Official title: Desiccated Thyroid Extract Combined With Levothyroxine for TSH Suppression Therapy in Intermediate-to-High Risk Differentiated Thyroid Cancer After Surgery: A National Multicenter, Open-Label, Randomized Controlled Trial
Key Details
Gender
All
Age Range
18 Years - 70 Years
Study Type
INTERVENTIONAL
Enrollment
646
Start Date
2025-11-30
Completion Date
2028-06-30
Last Updated
2025-11-20
Healthy Volunteers
No
Interventions
desiccated thyroid extract (DTE)+levothyroxine (L-T4)
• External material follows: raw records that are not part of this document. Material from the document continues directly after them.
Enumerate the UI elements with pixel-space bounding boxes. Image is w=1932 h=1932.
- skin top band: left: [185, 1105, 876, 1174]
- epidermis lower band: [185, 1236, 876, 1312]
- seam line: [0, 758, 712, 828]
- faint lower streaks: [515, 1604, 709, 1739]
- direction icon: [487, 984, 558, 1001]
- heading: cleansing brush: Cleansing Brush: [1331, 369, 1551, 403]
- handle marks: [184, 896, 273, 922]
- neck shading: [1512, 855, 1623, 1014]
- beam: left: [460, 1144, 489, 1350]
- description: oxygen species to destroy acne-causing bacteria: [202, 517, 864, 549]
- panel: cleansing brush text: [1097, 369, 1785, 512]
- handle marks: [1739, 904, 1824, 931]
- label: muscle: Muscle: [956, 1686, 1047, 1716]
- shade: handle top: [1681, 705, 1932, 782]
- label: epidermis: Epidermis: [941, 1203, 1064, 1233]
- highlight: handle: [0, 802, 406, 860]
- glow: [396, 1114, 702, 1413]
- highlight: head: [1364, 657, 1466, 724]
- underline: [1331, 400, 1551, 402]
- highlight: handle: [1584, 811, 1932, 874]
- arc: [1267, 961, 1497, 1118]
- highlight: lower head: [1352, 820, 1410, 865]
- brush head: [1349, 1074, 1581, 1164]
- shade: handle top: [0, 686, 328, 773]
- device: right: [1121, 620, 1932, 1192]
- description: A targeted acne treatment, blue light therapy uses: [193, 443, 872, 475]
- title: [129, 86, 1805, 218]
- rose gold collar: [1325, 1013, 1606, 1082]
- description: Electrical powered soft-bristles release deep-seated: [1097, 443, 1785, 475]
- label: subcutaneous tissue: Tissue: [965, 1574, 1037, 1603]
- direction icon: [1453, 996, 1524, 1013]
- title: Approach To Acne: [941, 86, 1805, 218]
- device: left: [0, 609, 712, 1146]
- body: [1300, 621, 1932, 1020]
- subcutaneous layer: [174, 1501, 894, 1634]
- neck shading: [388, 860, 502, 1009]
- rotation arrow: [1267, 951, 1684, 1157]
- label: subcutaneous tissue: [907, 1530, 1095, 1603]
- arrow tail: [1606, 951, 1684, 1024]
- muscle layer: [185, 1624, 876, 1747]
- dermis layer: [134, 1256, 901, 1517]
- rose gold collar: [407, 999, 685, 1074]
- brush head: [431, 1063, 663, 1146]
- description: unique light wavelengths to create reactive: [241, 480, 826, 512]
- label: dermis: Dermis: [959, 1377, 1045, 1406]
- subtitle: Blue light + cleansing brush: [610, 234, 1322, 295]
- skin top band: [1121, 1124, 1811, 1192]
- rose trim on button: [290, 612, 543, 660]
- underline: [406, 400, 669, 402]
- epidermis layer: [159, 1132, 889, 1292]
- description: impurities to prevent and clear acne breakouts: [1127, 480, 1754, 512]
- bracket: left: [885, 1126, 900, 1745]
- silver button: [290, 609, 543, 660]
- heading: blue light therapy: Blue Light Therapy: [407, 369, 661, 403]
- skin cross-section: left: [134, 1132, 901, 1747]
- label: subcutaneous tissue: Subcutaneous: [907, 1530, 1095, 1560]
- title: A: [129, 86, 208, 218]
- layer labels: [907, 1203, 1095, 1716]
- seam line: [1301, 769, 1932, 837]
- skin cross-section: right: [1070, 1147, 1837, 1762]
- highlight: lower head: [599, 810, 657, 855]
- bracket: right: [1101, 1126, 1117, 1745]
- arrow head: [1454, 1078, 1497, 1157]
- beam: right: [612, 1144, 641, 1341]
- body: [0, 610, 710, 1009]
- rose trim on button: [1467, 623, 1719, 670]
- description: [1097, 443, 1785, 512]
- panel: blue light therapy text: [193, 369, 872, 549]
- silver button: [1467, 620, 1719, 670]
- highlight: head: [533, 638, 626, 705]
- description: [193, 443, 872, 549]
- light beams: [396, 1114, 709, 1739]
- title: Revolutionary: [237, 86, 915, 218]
Desiccated thyroid extract (DTE) is a dry preparation obtained from animal thyroid glands that contains both thyroxine (T4) and triiodothyronine (T3) in an approximately 4:1 ratio, closely matching the physiological hormone profile secreted by the human thyroid. Combining DTE with levothyroxine (L-T4) may overcome current therapeutic bottlenecks. First, L-T4 given in adequate doses provides the major T4-mediated TSH suppression, while the small amount of T3 supplied by DTE acts directly on pituitary thyrotrophs, bypassing impaired DIO2 conversion; this pharmacodynamic synergy yields tighter TSH control, steadier serum levels, and fewer thyrotoxic side-effects. Second, because thyroid-hormone receptor isoforms are differentially expressed across tissues and display distinct T4/T3 affinities, the combination allows finer tuning of thyroid hormone signaling-maintaining adequate tumor suppression while attenuating adverse cardiac and skeletal effects.